Not only is Being Published distinctly weird, now you've got to write another book. Maybe it's under contract, or maybe it's just that everyone's expecting you to write another. So why is it being so difficult? I assume that, even before you or your agent got an offer for One, you were hammering away at Two and you're halfway through it ... aren't you? Really? And you haven't told your agent?
Come on, I'll make us a pot of tea, you open the chocolate biscuits, and we'll have a think about this.
1) You don’t have as long. You may have taken a decade to write One; now your contract says you’ve got a year for Two. Or you have no contract, but you know that the longer the gap before Two comes out, the harder it will be for your publisher to drum the world’s interest back up. Now, if never before, you need to allocate writing time before everything else, ring-fence and defend it ferociously (even, if necessary, from what your publisher would like you to do), tackle any procrastination, and dig deep into Rachel Aaron’s fantastic advice for writing a lot in very little time.
2) Being Published is very distracting. To get people to buy One you must look outwards, and communicate with the world of readers and book-buyers; to write you must reverse your engines and look inwards, through your imagination, to communicate with the developing world and words of Two. It’s worth working out some strategies for when you get home or shut down Zoom, to help you recover from the sugar-rush then sugar-low: sleep, hot baths, baking, baby-cuddling, mountain-biking. Once unwound, you need strategies to help you climb properly back into your head: free-writing, walking, the right music or café noises, yoga, reviewing last week’s work.
3) Good things happening can be as distracting as bad ones. Having bad reviews, or no reviews, or getting bad news about sales, is horrible, and can really dent your writerly confidence; some of these remedies for writer's block should help.

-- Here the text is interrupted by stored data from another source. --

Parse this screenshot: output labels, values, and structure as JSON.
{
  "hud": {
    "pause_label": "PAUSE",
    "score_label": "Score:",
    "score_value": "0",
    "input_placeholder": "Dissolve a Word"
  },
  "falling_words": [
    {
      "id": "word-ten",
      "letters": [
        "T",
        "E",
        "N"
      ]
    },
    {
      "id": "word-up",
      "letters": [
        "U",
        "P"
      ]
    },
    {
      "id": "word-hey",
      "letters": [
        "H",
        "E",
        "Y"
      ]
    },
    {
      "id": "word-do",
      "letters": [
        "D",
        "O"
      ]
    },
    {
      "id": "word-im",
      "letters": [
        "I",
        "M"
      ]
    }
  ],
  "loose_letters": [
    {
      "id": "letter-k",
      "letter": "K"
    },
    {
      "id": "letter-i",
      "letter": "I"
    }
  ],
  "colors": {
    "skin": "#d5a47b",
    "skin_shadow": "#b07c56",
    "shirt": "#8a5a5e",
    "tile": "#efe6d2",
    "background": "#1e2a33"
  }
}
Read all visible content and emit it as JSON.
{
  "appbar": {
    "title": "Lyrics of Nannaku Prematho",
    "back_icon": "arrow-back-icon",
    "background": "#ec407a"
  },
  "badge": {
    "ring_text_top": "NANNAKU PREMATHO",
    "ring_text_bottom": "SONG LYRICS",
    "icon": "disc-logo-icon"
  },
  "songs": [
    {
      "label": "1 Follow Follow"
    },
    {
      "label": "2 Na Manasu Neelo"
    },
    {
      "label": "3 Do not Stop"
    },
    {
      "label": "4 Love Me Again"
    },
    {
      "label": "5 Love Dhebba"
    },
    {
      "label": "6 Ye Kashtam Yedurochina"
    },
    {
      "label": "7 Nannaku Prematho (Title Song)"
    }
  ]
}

But good reviews or prize nominations can also really throw you: they "ought" to encourage you, but when you look down again at Two, you can't see how it could possibly achieve the same things – and yet complaining about your good fortune sounds privileged and spoilt-bratty. The fundamental problem is that these things too are essentially external to Two, nothing to do with its reality - so the same remedies should help.
4) Someone else owns part of your writing now. If it’s under contract, with the advance for Two, your publisher has, as it were, bought shares in it. And your agent kind-of does, by having committed at least in principle to representing you for the long term. But even if Two isn’t under contract, it’s hard not to feel that more people have a stake in your writing. The only way to deal with this is to recognise that publishing is gambling, not manufacturing. You are not an engineer but a racehorse owner, and your agent, your publisher and your family are the punters backing your horse. You'll do all you can, and take all the help you can get, to keep your horse fit and healthy, well-trained and well-ridden. But in the end whether it wins, where, and by how much, is not in anyone’s complete control, and certainly not in yours.
5) Two must be the same, but different. True, the first port of selling-call for Two will be those who liked One, which means Two needs to be the same kind of book - whether in delivering the same genre satisfactions, or grabbing literary readers with the same kind of tastes. And it's true that if it was word-for-word the same, those readers would feel cheated. But while that's true of the overall book, I'd suggest that the more you try to micro-manage producing Two by a page-by-page ticking all the little boxes that One seems to tick, the more you risk losing touch with the logic and heart of Two's story.
6) If One was a success, you feel you have to beat that; if it was a failure, you feel you have to beat that. But Kipling’s If is right about triumph and disaster being imposters, and the industry labels "success" and "failure" are too: they impersonate useful labels such as "works" and "doesn't work", and can lead your ordinary, creative common sense and self-knowledge very, very badly astray. That's not to say that your business head should ignore realism about the business of your writing – but one of your business head's principle jobs is to protect your writing head. As Tim Gallway's concept of the Inner Game knows, what wins matches is forgetting what happened last month, or last point: all that matters now is to watch the ball coming towards you, and decide what to do, now, with this ball and this opponent. As my agent said to me at exactly this stage: "Just write it. We’ll worry about everything else later."